Há arte nas estratégias bélicas — ainda que seja no caso do talento do cineasta Ridley Scott em retratar a controversa figura do lendário Napoleão Bonaparte, criado sob a magnitude de mais uma inspirada interpretação de Joaquin Phoenix. Até a cinematográfica queda de seu corpo, no exílio na ilha de Santa Helena (um terreno britânico), que faz par (visual) com a dos protagonistas de O poderoso chefão 3 (1990) e Morte em Veneza (1971), muitas vidas serão perdidas na tela. Entre as mais de 60 batalhas que comandou, com a meta de repaginar o trono francês e restabelecer a ordem social (ainda que com infinitas arestas), o militar intitulado imperador esteve envolvido em mortes contabilizadas em milhões.
Baionetas, canhões e outros armamentos, eram os instrumentos do comandante audaz, vindo da Córsega e que batalhava junto da tropa, num corpo a corpo extremamente bem coreografado e captado pelas lentes do diretor de fotografia polonês Dariusz Wolski (presente em obras definitivas como Sicário e Perdido em Marte). Quase tornado carismático, guardado o exagero, a cada estudado gesto de Phoenix, o general tem a vida devassada e bem-posta, incluída a vida íntima.
O mesmo homem que dissolve insurreições à base de canhões contra populares e que treinou militares indisciplinados é mostrado como alguém inseguro, insano e apaixonado na humanizada visão de Scott. Entre os amores definitivos— a França, o Exército e Josefina, papel que, no cinema, coube a Vanessa Kirby. A futura esposa, nascida na Martinica, responde pelo incêndio no dia a dia de Napoleão, esvaziado de maiores emoções (descontadas as dos teatros de guerra). Entremeando a desesperada busca por um herdeiro, Napoleão, à distância da mulher, se mostra alguém desesperado por amor, que ele pretende ver consagrado em cartas a serem redigidas pela esposa. O governante chega a clamar por correspondências dela.

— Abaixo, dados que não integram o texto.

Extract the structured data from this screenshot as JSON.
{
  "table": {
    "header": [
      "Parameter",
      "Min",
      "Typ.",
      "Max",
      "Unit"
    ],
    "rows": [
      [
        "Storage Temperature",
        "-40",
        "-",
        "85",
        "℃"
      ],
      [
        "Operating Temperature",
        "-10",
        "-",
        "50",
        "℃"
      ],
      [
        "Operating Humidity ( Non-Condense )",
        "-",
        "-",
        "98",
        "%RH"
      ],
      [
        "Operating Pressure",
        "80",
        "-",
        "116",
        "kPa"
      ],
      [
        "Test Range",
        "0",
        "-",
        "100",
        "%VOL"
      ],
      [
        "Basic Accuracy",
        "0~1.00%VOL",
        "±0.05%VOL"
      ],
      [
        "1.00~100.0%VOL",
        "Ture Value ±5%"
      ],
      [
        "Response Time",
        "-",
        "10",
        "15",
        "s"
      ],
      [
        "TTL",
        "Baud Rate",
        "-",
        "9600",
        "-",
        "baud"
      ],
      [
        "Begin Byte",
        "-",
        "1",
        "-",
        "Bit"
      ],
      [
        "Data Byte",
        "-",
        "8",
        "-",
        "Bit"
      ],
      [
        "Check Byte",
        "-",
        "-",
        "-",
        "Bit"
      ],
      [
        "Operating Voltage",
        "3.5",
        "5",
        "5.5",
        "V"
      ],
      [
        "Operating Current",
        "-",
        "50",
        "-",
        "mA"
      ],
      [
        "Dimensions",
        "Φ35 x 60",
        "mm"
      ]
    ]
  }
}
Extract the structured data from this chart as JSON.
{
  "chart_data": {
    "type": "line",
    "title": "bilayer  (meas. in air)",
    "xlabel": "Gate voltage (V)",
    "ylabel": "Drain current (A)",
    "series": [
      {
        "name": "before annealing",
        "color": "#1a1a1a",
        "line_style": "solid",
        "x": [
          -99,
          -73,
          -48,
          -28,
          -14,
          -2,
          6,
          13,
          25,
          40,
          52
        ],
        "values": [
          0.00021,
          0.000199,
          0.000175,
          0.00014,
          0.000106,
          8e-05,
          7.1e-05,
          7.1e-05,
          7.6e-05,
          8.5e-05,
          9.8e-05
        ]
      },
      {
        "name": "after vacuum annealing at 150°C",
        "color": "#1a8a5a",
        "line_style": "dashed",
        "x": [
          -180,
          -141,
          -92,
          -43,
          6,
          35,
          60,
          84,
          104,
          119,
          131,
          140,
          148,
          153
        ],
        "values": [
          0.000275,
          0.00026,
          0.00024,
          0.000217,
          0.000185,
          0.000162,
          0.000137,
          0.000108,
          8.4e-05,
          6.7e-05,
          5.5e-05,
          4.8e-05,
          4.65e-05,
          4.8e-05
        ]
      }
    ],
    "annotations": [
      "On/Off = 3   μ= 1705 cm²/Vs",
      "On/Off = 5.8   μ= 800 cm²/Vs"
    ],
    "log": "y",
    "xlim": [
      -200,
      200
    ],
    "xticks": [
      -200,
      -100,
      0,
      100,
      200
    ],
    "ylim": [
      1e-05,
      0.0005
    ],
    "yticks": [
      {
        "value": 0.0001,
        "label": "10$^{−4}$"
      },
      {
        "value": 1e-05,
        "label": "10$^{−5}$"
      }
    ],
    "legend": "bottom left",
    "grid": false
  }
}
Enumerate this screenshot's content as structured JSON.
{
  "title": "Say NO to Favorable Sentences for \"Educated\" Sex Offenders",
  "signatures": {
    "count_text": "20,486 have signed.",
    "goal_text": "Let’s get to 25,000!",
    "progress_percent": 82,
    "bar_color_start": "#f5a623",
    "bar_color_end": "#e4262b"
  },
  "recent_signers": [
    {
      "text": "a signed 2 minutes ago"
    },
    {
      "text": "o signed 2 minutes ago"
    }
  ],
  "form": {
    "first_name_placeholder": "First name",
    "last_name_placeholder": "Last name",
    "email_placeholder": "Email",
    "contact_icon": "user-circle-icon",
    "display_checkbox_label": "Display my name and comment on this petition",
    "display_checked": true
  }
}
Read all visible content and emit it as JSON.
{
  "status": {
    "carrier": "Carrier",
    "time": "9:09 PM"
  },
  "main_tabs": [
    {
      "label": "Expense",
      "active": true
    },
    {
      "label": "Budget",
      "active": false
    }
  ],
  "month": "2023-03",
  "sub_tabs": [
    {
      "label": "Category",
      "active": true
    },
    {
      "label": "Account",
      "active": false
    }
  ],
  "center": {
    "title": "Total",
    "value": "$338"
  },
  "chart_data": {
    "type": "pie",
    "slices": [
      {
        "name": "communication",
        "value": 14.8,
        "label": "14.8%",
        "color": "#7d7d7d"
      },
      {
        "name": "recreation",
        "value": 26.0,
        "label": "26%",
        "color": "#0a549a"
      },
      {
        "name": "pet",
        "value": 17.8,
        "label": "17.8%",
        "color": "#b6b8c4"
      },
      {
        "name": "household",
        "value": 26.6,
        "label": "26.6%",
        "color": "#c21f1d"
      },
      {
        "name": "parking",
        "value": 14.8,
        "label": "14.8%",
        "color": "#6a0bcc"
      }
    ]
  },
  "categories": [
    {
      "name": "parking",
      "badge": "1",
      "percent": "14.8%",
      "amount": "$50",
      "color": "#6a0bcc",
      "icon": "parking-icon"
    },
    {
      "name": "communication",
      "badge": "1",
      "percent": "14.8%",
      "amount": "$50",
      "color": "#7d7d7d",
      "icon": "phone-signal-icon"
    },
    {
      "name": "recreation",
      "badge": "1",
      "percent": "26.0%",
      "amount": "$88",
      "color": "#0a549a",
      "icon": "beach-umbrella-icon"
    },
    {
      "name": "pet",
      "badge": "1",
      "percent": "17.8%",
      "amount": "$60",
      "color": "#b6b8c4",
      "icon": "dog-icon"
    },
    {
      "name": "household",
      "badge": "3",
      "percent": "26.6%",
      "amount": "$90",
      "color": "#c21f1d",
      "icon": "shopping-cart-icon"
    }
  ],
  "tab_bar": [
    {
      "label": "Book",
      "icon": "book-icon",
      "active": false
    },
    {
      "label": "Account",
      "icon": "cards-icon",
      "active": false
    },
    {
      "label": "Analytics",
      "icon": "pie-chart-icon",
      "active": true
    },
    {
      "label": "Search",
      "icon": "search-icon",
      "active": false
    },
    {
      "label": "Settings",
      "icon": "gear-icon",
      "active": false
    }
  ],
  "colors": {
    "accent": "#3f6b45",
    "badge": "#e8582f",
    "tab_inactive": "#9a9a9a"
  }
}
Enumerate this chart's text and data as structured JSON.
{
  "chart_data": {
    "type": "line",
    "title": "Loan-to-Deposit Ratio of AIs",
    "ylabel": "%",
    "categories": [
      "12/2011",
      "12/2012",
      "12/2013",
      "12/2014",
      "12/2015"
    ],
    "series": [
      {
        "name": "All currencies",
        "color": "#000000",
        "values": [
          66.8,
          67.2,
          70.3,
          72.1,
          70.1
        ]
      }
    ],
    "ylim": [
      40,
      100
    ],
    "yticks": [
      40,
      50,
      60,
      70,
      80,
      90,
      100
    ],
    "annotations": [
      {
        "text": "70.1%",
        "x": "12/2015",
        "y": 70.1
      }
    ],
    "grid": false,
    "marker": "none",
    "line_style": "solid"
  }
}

Mesmo depois da aberta traição de Josefina com Hypolitte Charles (Jannis Niewöhner), quando das malas postas à porta do palácio, fica patente a extensão da relação doente. Tachada de "criatura, porca e egoísta", Josefina é capaz de arrancar um "não sou nada sem você" do marido, tão imediatamente descobertos os casos extraconjugais.
Visto como companhia constrangedora e como sujeito bronco, vale ressaltar que o estadista viveu o período em que a guilhotina era a mais afiada palavra final. Numa cena impressionante, situada em 1793, Maria Antonieta é decapitada por desvalorizar o tesouro nacional, beneficiar Estados inimigos e trazer insegurança para os franceses. A violência pega todos os espectadores desprevenidos, em momentos como o do cavalo, todo estilhaçado, no cerco de Toulon.
Os objetivos militares das tentativas de tomar Moscou e São Petersburgo, no cinema ganham magnitude relevante, a exemplo da Campanha do Egito, quando Bonaparte cita traços (em si) de César e de Alexandre, o Grande. Entre a conspiração com fantasiosas renúncias ao poder de integrantes do chamado diretório (quando o futuro imperador cavou o posto de primeiro cônsul), tudo ao ritmo cartunesco, é hilário ver Napoleão "ouvindo" conselho de múmia.
Noutro ponto absurdo (e irônico) do roteiro, que confirma insanidades do biografado, há tiradas como "(Eu) não sou ambicioso" e a tentativa (dele) "aceitar o fracasso do outro". Até a determinação de seu exílio, a 1,6 mil quilômetros da costa africana, Napoleão impressiona com vistosas cenas como a da autocoroação, sem a menor pompa ou solenidade, em 1804, e a da prisão em Plymouth, além das sequências de desafio ao "jovem popular e vaidoso" czar da Rússia Alexandre I (papel do ator franco-finlandês Edouard Philiponnatt).